Qual é o atual estágio das próteses que usam interfaces entre homem e máquina?
Surpreendentemente, já temos muita coisa. A gente pensa que isso é uma área do futuro, mas existem muitas tecnologias sofisticadas já usadas hoje por dezenas de milhares de pacientes. O de cóclea, por exemplo, fez muita gente no mundo inteiro pudessem adquirir um grau de audição que os permitem funcionar na sociedade. Há ainda outros, como a estimulação profunda do cérebro [que envia impulsos elétricos aos neurônios contra o mal de Parkinson], em que os pacientes estão respondendo bem. A tendência é que isso só aumente.



Algumas das próteses de última geração usam impulsos nervosos dos músculos. Você pesquisa isso com implantes cerebrais.
São dois caminhos que competem pela solução. Quando você vai no nervo periférico, o sinal e o controle já foi dividido entre os membros. Nem sempre isso permite uma prótese funcional. Há casos de pacientes amputados nos quais às vezes você não consegue recuperar alguns dos nervos, que são destruídos durante o processo e amputação traumática. Por isso desde o começo, há 12 anos nessa área, eu e outros colegas propusemos que você teria de fazer isso a nível central, porque lá no cérebro, no córtex, os sinais ainda estão lá, não foram divididos. O acesso que você tem a esses sinais lá é mais fácil do que ir atrás dos nervos.

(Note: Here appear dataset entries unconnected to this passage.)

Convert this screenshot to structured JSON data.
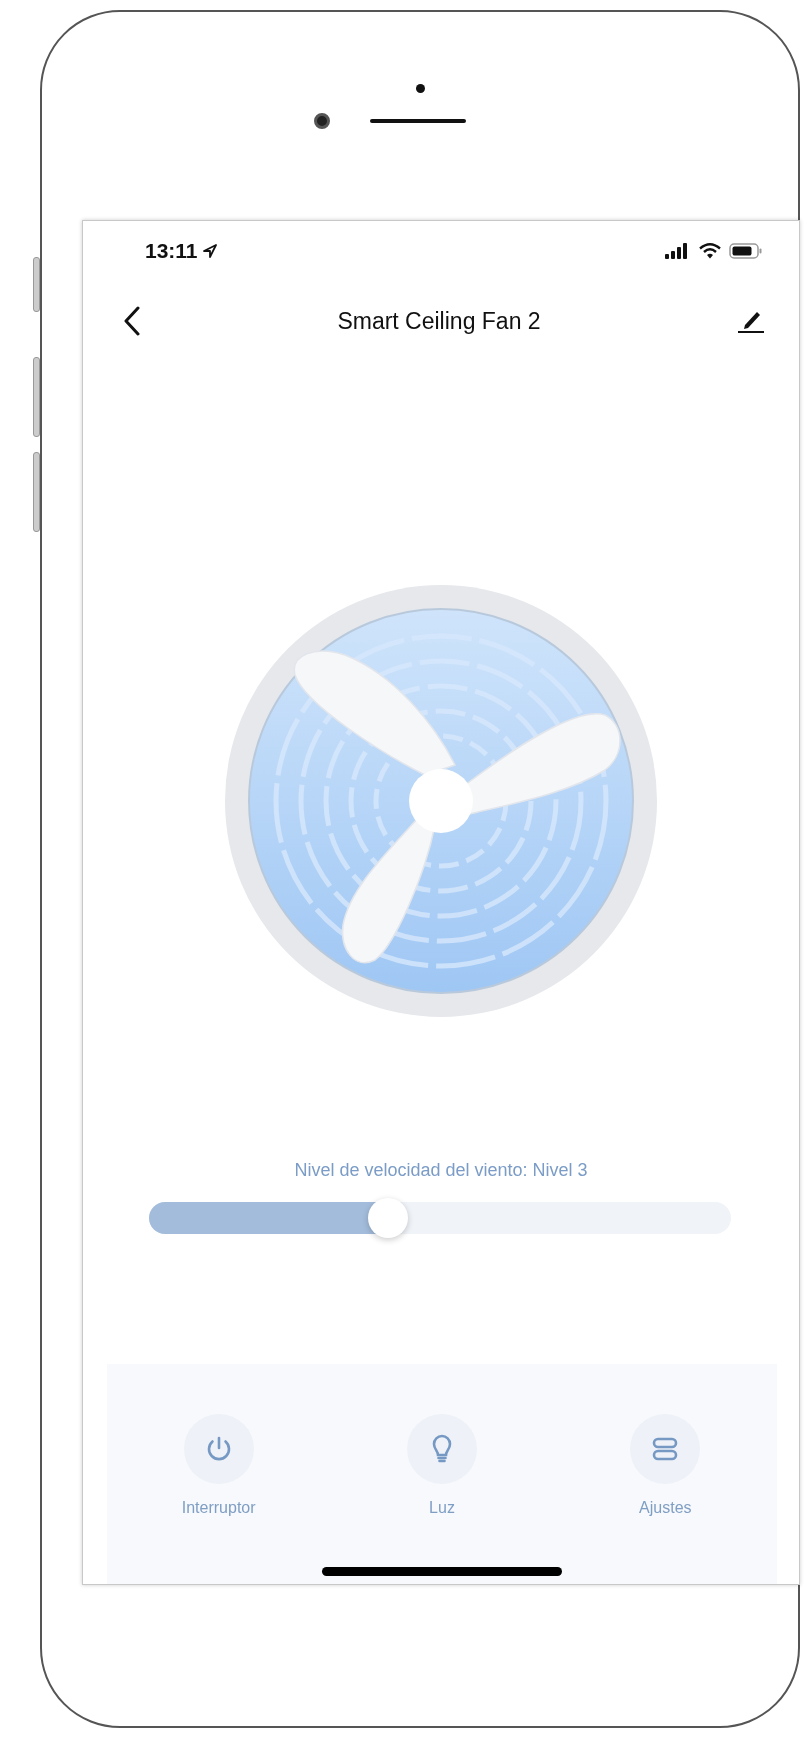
{
  "status_bar": {
    "time": "13:11"
  },
  "header": {
    "title": "Smart Ceiling Fan 2"
  },
  "speed": {
    "label": "Nivel de velocidad del viento: Nivel 3",
    "level": 0.41
  },
  "controls": [
    {
      "kind": "power",
      "label": "Interruptor"
    },
    {
      "kind": "light",
      "label": "Luz"
    },
    {
      "kind": "settings",
      "label": "Ajustes"
    }
  ]
}
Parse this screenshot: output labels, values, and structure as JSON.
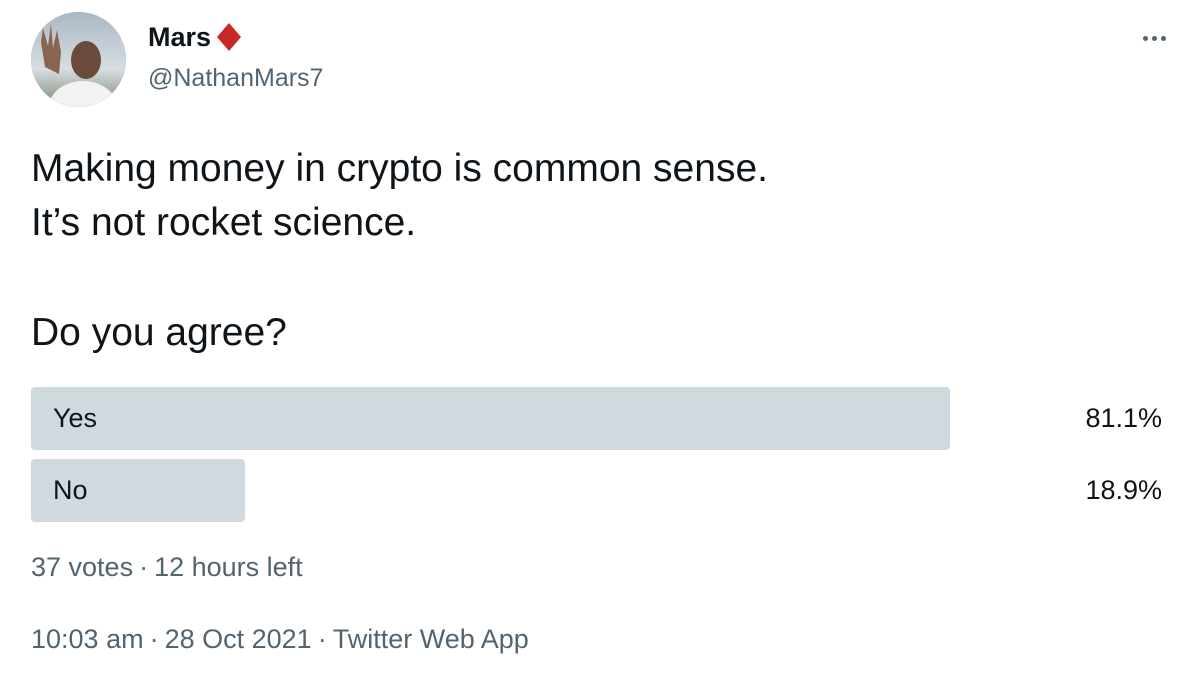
{
  "author": {
    "display_name": "Mars",
    "handle": "@NathanMars7",
    "badge_icon": "diamond-icon",
    "badge_color": "#c62828"
  },
  "menu": {
    "icon": "more-options-icon"
  },
  "tweet": {
    "lines": [
      "Making money in crypto is common sense.",
      "It’s not rocket science.",
      "Do you agree?"
    ]
  },
  "poll": {
    "options": [
      {
        "label": "Yes",
        "percent_text": "81.1%",
        "percent": 81.1
      },
      {
        "label": "No",
        "percent_text": "18.9%",
        "percent": 18.9
      }
    ],
    "votes": "37 votes",
    "time_left": "12 hours left",
    "separator": "·",
    "bar_color": "#cfd9de"
  },
  "footer": {
    "time": "10:03 am",
    "date": "28 Oct 2021",
    "source": "Twitter Web App",
    "separator": "·"
  }
}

Não é perigoso colocar um chip dentro do cérebro?
A cirurgia de implante é até que trivial porque precisa ir apenas alguns milímetros dentro do córtex, a camada mais superficial do cérebro. A questão toda é a biocompatibilidade desses eletrodos, se eles irão sobreviver durante vários anos. Experimentos em macacos mostram que a gente pode, sim, implantar e registrar esses sinais com algumas centenas de células já começar a reproduzir comportamentos motores bem importantes. A nossa ideia é que com alguns milhares de células registradas — isso depende de uma tecnologia que vai chegar agora nos próximos anos — a gente vai ter a capacidade de reproduzir movimentos corpóreos fundamentais. A precisão que se obteve com os membros até agora é uma precisão muito pequena, e é um trabalho muito grande para o paciente utilizar essas interfaces periféricas, mas é possível que no futuro você tenha modelos híbridos, que tiram vantagem, dependendo do tipo de lesão, das duas possibilidades. O problema também dos nervos periféricos é que em lesões medulares altas não sobra nenhum sinal trafegando pelos nervos, então fica complicado.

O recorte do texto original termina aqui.